Дело Бродского
Дело Бродского
«Мне повезло во всех отношениях. Другим людям доставалось гораздо больше, приходилось гораздо тяжелее, чем мне».
Иосиф Бродский в беседе с Петром Вайлем
Когда в начале 90-х годов уже эмигрант Бродский читал свои стихи и отвечал на вопросы в Центре российской науки и культуры в Варшаве, его спросили, как он относится к России. И он сказал: «Ну как может относиться часть к целому? Я – часть речи этого языка. Вот как я могу относиться к России? Я думаю, что об этом говорить не надо, это слишком пафосно. Целое может судить о своей части, но не часть о целом».
Интересно, что для многих людей то, что дело Бродского связано со временем Хрущева, становится неожиданностью. Потому что по стилю, по приемам оно очень похоже на брежневский период. Развязка в этом деле произошла на исходе хрущевского правления, в марте 1964 года, но началось все осенью 1963 года, с фельетона Лернера, Медведева и Ионина «Окололитературный трутень» в газете «Вечерний Ленинград».

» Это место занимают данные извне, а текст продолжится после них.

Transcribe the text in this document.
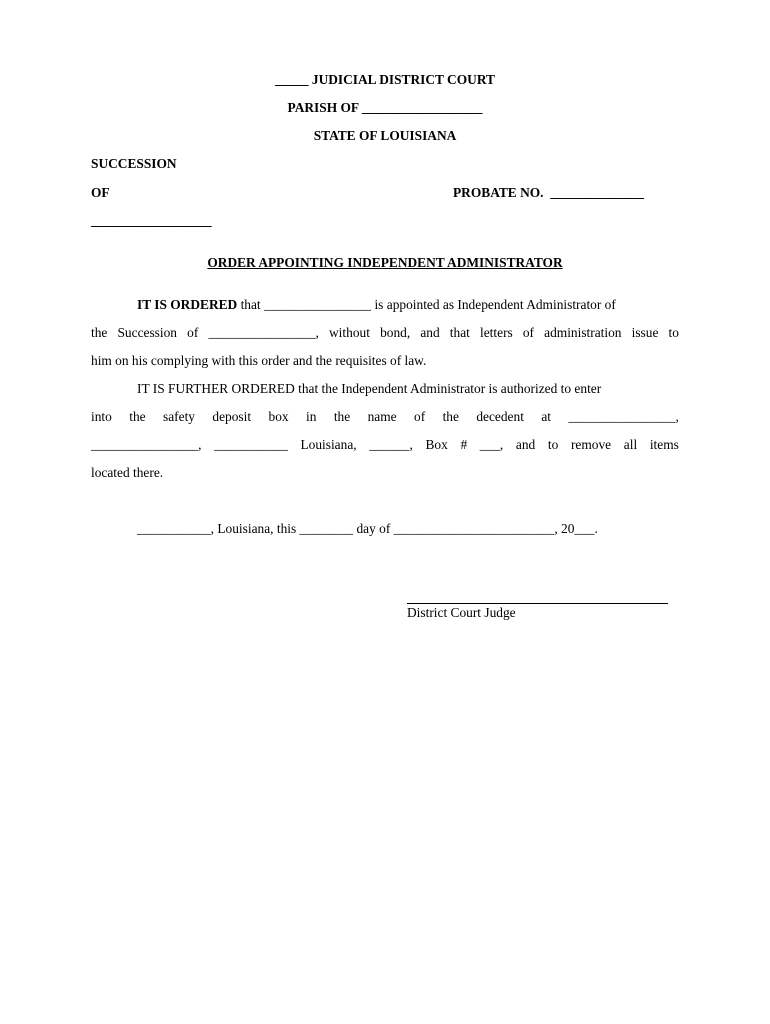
_____ JUDICIAL DISTRICT COURT
PARISH OF __________________
STATE OF LOUISIANA
SUCCESSION
OF	PROBATE NO.  ______________
__________________
ORDER APPOINTING INDEPENDENT ADMINISTRATOR
IT IS ORDERED that ________________ is appointed as Independent Administrator of
the Succession of ________________, without bond, and that letters of administration issue to
him on his complying with this order and the requisites of law.
IT IS FURTHER ORDERED that the Independent Administrator is authorized to enter
into the safety deposit box in the name of the decedent at ________________,
________________, ___________ Louisiana, ______, Box # ___, and to remove all items
located there.
___________, Louisiana, this ________ day of ________________________, 20___.
District Court Judge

Для Хрущева такая травля была нехарактерна, в его стиле было разносить, хамить и грозить, но серьезных карательных мер не предпринимать. Именно так было с Евтушенко и Вознесенским – поэтами, которые собирали целые стадионы. Но с Бродским все было по-другому, и это обоснованно: Бродский и сам был совершенно другим. Он ни в чем не участвовал, не хотел быть членом Союза писателей, хотя все поэты были членами Союза писателей – так было положено. Его даже нельзя назвать шестидесятником. Он был поэт, который заявил себя изначально как совершенно самостоятельная единица. Один из его сборников называется «Меньше, чем единица», а он себя ощущал, конечно, этой самой единицей, которая больше толпы.
1962 год был пиком хрущевской «оттепели». Именно тогда был издан «Один день Ивана Денисовича». 1963 год стал годом реакции, отступления назад. Хрущев испугался того, что слишком далеко зашел: если бы «оттепель» и дальше пошла такими же темпами, пришлось бы слишком многое менять в отношении культуры. Поэтому прошел пленум, произошло восстановление так называемых «сталинских норм» литературной жизни. Ильичев громил с трибуны всех, в том числе и литературоведов. И Бродского выбрали для проведения показательного дела. Благодаря Фриде Вигдоровой существует стенографическая запись суда над ним, которая потом была напечатана во французском «Фигаро» и в английском «Энка-унтере».
Со стороны это выглядит странно – Бродский не участвовал в политике, не призывал бороться с властью. О режиме он высказался только один раз, уже на суде, когда заявил, что при коммунизме нужны не только физически работающие люди, но интеллигенты, интеллектуалы. Судья ему в ответ сказала: «Не надо, оставьте высокие фразы». У Бродского и в стихах не смогли найти ничего крамольного, и даже в том же скандальном фельетоне «Окололитературный трутень» цитировали не его стихи, а частично стихи Бобышева и частично переделанные строки из самого Бродского: объединили первую строчку «Люби проездом Родину, друзей», последнюю строчку «Жалей проездом Родину чужую» и сделали фразу «Люблю я Родину чужую». Кстати, Бродский не любил слово «Родина», он предпочитал слово «Отчизна».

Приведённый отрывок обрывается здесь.